Dans quelle mesure l’Europe s’implique-t-elle dans la prévention de ce genre d’affaires ?
L’Union européenne s’attache à protéger les consommateurs et à assurer l’intégrité des denrées alimentaires emballées qui sont commercialisées sur son territoire, car ce qui figure sur l’étiquette doit correspondre au produit vendu.
La législation européenne en matière de sécurité alimentaire et de protection des consommateurs est claire : ces derniers doivent être informés sur ce qu’ils achètent et tous les ingrédients doivent figurer sur l’emballage. Si le respect de ces dispositions relève de la compétence des États membres, la découverte de viande de cheval dans des produits présentés comme contenant du bœuf révèle que cette exigence fondamentale n’est pas toujours respectée.
La sanction et le durcissement de la réglementation pourraient-ils ouvrir la voie à une responsabilisation des filières agroalimentaires ?

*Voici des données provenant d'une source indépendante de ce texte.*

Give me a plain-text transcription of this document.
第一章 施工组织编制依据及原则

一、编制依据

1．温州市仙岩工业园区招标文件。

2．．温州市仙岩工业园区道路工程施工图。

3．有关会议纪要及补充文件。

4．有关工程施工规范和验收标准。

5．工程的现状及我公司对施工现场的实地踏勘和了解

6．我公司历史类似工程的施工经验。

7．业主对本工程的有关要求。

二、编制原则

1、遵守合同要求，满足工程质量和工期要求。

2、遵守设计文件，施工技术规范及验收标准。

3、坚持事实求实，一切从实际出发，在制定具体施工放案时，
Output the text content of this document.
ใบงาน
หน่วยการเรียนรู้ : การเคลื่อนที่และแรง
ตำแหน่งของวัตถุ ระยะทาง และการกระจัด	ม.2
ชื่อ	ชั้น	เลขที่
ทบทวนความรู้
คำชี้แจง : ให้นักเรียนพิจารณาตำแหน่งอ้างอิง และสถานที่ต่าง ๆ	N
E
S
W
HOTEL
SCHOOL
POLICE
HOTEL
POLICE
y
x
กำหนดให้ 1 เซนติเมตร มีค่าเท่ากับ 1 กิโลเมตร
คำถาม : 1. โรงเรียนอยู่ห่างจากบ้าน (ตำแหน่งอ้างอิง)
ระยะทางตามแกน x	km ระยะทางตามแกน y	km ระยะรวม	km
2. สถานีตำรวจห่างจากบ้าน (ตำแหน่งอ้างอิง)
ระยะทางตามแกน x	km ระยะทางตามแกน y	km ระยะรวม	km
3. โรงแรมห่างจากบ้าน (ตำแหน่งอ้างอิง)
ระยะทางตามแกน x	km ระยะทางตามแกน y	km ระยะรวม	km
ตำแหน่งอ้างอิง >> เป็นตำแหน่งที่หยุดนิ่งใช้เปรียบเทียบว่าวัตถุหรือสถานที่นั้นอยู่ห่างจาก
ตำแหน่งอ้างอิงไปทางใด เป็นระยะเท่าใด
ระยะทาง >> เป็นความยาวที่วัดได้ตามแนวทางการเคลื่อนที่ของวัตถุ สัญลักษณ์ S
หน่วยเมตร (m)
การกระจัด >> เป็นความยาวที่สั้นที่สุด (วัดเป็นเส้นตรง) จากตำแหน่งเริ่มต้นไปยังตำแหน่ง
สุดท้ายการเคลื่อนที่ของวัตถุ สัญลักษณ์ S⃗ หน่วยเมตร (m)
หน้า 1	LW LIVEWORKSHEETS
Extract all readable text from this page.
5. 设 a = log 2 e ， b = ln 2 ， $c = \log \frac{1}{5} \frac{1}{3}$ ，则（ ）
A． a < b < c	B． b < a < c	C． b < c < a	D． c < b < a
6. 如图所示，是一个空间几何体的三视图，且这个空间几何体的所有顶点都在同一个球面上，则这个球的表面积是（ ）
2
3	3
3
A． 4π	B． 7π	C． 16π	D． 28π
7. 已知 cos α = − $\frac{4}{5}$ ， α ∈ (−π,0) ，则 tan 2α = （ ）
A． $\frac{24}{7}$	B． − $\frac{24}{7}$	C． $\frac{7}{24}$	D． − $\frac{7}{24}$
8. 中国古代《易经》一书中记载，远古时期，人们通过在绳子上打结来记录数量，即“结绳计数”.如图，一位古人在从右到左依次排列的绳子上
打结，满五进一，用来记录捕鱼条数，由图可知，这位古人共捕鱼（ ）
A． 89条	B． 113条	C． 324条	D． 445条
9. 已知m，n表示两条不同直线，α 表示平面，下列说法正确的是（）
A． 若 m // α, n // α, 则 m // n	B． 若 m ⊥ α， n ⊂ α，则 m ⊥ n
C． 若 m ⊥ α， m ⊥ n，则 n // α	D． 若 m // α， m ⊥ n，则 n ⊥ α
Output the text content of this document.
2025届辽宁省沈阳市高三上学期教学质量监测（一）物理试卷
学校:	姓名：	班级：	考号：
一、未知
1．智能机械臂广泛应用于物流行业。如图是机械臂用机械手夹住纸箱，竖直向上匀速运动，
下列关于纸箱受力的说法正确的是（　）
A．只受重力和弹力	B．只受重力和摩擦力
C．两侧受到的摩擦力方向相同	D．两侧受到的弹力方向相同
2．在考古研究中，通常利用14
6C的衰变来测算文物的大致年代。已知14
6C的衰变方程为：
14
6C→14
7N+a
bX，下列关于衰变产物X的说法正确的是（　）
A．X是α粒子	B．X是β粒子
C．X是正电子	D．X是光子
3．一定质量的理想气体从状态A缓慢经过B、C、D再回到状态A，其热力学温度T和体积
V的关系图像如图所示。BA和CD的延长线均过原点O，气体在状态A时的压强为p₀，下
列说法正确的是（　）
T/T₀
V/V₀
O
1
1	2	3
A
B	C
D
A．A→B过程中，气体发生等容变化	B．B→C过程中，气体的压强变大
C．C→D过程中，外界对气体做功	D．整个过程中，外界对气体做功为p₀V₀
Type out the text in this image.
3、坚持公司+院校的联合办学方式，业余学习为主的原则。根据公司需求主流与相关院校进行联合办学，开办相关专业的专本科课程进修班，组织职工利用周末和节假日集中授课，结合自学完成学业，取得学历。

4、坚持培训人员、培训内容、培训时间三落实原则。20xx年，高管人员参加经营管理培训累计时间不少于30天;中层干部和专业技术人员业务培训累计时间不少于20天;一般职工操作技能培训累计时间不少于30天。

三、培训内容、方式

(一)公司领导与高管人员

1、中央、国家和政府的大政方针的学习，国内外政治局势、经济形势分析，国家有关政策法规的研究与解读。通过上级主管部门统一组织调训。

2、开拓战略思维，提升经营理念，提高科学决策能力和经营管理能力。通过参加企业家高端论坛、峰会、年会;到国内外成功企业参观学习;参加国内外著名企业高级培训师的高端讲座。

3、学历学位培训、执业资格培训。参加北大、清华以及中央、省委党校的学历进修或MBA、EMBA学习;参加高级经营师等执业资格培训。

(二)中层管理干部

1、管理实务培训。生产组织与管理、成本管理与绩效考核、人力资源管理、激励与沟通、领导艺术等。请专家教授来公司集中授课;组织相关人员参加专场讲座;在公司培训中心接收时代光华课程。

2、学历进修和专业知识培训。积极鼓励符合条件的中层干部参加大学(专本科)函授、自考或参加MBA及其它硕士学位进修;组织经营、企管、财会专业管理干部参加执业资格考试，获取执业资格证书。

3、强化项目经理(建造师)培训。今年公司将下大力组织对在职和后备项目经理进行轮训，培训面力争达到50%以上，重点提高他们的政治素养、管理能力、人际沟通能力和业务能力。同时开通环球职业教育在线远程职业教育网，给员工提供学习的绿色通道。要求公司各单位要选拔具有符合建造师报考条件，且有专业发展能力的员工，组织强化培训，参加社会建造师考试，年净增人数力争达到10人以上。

Mais les filières agroalimentaires sont déjà responsables ! Le règlement européen n°178/2002 établissant les principes généraux de la législation alimentaire prévoit l’obligation pour les exploitants du secteur alimentaire de mettre en place la traçabilité à toutes les étapes de la production, de la transformation et de la distribution. L’objectif est de permettre le retrait des denrées lors d’alertes sanitaires.
Au-delà du consommateur, ces crises soulignent-elles la menace que représente la mondialisation pour le secteur agricole ?
Il faut un système de traçabilité le plus robuste possible, ce que l’Union européenne s’efforce de garantir, en particulier depuis la crise de la vache folle. Ce scandale ne doit en aucun cas remettre en question le fonctionnement du marché intérieur qui est la pierre angulaire de l’UE. Je ne crois pas que la mondialisation soit une « menace » pour le secteur agricole: elle doit au contraire être un atout. D’ailleurs l’agroalimentaire français en profite, puisque sa balance commerciale est excédentaire de 11,6 milliards d’euros. L’année 2012 a vu une augmentation de 144 millions par rapport à 2011 : il s’agit d’un record historique, le deuxième surplus après celui de l’aéronautique. Sachant que les produits du terroir, comme le Cognac, le Champagne, les vins et le fromage qui en représentent les quatre cinquièmes.
Quelles mesures concrètes pourraient améliorer la traçabilité des produits ?
Sous la pression de plusieurs États membres, la Commission européenne s’est engagée à accélérer ses travaux sur l’étiquetage de l’origine de la viande utilisée dans les plats préparés. La France, l’Allemagne, le Royaume-Uni, l’Autriche, l’Irlande et le Portugal ont demandé qu’un rapport de la Commission, normalement prévu pour la fin de l’année, soit livré avant l’été. Il est nécessaire à terme qu’un règlement européen organise les modalités de l’indication obligatoire de l’ingrédient viande dans les denrées alimentaires qui en contiennent.
En tant que députée européenne, j’avais d’ailleurs demandé, en 2011, que dans le règlement relatif à l’information des consommateurs sur les denrées alimentaires, la mention d’origine des produits que nous consommons s’applique à une plus large gamme de produits. Malheureusement, cette disposition n’a pas été retenue. Il faudra enfin renforcer l’harmonisation des sanctions en cas de fraude dans la chaîne d’approvisionnement.